Anthologies are pretty much the epitome of this kind of casual viewing, though. You can watch episodes of The Twilight Zone in any order at all, as many or as few watch the last episode first and the first last. It's a TV show ideal to be picked up at random on TV, watch an episode of, and move on.

Audience retention for anthologies may be harder than episodic series that have the same characters, but the same casual TV-viewing based hook is there.

I'm not quite sure why you hold up The Sopranos as an example of successful serialization. That show is notorious for being so schizophrenic even the writers couldn't bring themselves to write an ending.
The really obvious reason: It has a lot of critical acclaim and was successul financially. However exactly someone tries to 'measure' success of a TV show, the Sopranos was a success.

To the rest what Harvey said, with the note that the Sopranos internationally is HBO's second most sold show to other channels (behind Game of Thrones). There was a full from-the-pilot run of the Sopranos on British TV just last year.
 
The fact that I never could find hide nor hair of The Sopranos in syndication misled me into thinking it was pulled as soon as feasible for low ratings.

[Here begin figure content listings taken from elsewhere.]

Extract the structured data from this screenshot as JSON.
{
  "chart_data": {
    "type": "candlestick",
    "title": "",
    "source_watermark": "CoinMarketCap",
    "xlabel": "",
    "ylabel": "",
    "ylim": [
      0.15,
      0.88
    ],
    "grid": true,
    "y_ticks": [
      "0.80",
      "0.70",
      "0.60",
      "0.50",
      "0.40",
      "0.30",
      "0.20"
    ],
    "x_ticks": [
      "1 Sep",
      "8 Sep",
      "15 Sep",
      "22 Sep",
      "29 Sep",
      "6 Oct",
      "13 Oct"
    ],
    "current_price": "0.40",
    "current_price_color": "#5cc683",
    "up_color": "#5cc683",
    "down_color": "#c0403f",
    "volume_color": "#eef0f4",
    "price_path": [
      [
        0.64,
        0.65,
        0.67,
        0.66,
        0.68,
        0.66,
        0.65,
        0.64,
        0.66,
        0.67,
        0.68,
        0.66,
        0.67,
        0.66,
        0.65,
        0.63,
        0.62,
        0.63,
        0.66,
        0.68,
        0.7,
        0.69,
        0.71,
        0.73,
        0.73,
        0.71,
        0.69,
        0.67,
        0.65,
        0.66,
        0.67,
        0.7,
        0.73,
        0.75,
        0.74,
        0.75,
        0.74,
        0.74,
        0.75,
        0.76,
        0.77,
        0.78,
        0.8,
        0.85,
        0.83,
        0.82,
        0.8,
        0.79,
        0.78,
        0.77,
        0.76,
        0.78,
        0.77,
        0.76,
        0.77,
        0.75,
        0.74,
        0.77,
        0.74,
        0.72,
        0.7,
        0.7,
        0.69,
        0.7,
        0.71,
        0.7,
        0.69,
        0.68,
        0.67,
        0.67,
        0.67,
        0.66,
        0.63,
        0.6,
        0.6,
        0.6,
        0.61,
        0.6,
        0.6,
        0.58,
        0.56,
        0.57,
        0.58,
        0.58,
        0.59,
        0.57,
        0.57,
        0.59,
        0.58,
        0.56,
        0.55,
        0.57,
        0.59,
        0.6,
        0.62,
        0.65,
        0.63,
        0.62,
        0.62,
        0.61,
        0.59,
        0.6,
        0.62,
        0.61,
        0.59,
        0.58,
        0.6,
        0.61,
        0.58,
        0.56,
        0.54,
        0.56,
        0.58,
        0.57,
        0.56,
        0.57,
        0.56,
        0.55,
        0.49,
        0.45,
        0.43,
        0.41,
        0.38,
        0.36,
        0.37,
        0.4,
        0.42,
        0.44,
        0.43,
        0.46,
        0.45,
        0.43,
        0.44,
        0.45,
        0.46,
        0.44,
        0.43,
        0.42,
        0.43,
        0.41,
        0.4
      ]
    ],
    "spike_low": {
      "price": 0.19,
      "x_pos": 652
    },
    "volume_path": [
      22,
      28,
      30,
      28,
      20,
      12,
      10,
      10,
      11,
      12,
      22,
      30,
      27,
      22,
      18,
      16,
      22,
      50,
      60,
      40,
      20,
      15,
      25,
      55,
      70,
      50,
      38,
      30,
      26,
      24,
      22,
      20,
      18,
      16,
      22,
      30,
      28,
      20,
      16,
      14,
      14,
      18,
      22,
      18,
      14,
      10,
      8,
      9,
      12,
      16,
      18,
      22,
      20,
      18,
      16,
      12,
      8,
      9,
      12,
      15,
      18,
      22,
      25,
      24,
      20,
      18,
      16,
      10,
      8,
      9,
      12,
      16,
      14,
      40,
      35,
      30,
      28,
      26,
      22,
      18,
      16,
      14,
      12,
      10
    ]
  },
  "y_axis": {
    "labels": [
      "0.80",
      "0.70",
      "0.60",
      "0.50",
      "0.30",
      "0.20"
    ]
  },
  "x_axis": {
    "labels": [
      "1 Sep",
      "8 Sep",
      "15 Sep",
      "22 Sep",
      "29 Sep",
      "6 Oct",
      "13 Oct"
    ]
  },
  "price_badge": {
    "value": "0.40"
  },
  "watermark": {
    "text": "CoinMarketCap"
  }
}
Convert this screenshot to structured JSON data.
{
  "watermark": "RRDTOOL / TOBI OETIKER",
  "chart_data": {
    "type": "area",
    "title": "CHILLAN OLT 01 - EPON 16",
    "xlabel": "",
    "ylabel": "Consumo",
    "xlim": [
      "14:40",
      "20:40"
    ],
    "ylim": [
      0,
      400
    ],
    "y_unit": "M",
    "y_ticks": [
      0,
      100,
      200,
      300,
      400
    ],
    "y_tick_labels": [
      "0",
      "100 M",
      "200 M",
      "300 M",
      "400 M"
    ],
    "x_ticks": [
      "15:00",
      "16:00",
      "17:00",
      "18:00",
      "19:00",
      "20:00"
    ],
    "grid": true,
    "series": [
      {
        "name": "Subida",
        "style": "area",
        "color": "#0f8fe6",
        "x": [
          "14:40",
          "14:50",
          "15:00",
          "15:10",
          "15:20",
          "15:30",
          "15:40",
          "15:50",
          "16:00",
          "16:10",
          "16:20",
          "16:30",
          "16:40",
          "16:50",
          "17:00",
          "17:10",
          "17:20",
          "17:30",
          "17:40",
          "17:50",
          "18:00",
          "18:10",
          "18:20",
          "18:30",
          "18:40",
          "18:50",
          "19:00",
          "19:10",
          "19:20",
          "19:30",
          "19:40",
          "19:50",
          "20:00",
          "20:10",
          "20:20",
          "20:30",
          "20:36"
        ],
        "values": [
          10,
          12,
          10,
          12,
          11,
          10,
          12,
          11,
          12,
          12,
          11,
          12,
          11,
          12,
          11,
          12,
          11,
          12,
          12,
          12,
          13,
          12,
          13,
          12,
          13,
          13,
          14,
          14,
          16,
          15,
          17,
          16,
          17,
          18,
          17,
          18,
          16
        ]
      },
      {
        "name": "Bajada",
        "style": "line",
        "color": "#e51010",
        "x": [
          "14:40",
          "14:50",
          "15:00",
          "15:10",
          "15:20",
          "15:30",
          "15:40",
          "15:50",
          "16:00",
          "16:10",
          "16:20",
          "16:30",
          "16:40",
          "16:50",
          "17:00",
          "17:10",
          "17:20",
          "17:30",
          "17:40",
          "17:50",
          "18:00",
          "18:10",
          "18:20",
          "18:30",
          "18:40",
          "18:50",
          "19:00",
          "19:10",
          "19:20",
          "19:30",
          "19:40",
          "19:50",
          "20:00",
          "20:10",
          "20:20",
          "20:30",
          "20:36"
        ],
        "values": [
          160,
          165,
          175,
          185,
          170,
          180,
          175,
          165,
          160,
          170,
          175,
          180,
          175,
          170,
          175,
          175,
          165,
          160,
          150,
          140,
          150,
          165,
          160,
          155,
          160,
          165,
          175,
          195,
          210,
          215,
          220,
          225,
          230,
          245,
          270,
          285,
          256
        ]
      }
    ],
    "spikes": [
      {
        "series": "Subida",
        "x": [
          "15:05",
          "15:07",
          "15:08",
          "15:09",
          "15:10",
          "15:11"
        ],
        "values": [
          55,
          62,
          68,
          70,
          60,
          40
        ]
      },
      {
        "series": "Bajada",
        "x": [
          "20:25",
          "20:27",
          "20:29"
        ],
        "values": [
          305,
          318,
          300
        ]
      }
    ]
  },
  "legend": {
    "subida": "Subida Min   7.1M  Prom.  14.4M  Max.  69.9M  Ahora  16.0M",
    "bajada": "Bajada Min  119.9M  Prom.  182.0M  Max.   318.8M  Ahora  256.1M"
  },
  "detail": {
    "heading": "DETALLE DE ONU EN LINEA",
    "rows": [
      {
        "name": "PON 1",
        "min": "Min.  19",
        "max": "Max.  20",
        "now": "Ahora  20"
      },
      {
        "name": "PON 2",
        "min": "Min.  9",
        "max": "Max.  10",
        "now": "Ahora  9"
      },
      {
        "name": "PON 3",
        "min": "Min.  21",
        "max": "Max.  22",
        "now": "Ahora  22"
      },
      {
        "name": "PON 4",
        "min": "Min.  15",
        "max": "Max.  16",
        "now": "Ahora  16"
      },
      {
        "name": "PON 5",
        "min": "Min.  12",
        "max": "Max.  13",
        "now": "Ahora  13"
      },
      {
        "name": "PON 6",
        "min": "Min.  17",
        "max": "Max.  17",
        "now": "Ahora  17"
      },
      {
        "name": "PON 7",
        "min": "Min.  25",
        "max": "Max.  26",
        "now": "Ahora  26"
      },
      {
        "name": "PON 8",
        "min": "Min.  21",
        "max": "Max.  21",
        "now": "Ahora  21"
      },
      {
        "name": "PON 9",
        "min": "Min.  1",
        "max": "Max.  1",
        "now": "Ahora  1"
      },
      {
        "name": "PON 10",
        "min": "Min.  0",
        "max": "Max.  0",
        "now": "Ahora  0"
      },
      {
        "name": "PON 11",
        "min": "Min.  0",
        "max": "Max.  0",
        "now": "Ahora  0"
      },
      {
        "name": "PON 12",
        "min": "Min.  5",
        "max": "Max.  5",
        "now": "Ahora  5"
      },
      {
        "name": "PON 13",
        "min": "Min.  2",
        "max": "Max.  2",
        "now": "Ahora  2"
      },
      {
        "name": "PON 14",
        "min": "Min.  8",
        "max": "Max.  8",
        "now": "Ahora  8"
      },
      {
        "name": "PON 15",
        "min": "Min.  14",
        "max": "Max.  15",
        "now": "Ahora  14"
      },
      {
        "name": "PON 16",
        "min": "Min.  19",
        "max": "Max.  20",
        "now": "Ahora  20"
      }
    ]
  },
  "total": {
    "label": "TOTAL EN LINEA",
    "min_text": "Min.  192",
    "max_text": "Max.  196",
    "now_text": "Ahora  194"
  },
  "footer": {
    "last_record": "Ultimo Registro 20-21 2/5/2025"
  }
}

Plainly, HBO has made lots of money from it. And no doubt A&E and the British channel that reran the series also made lots of money from the higher revenues they charged for the larger viewing audience. With figures like that it is hard to understand why HBO doesn't syndicate more. There is the Disney medium where everything gets marketed, then withdrawn temporarily. Also, I was plainly misled by the notion that a series should have an end.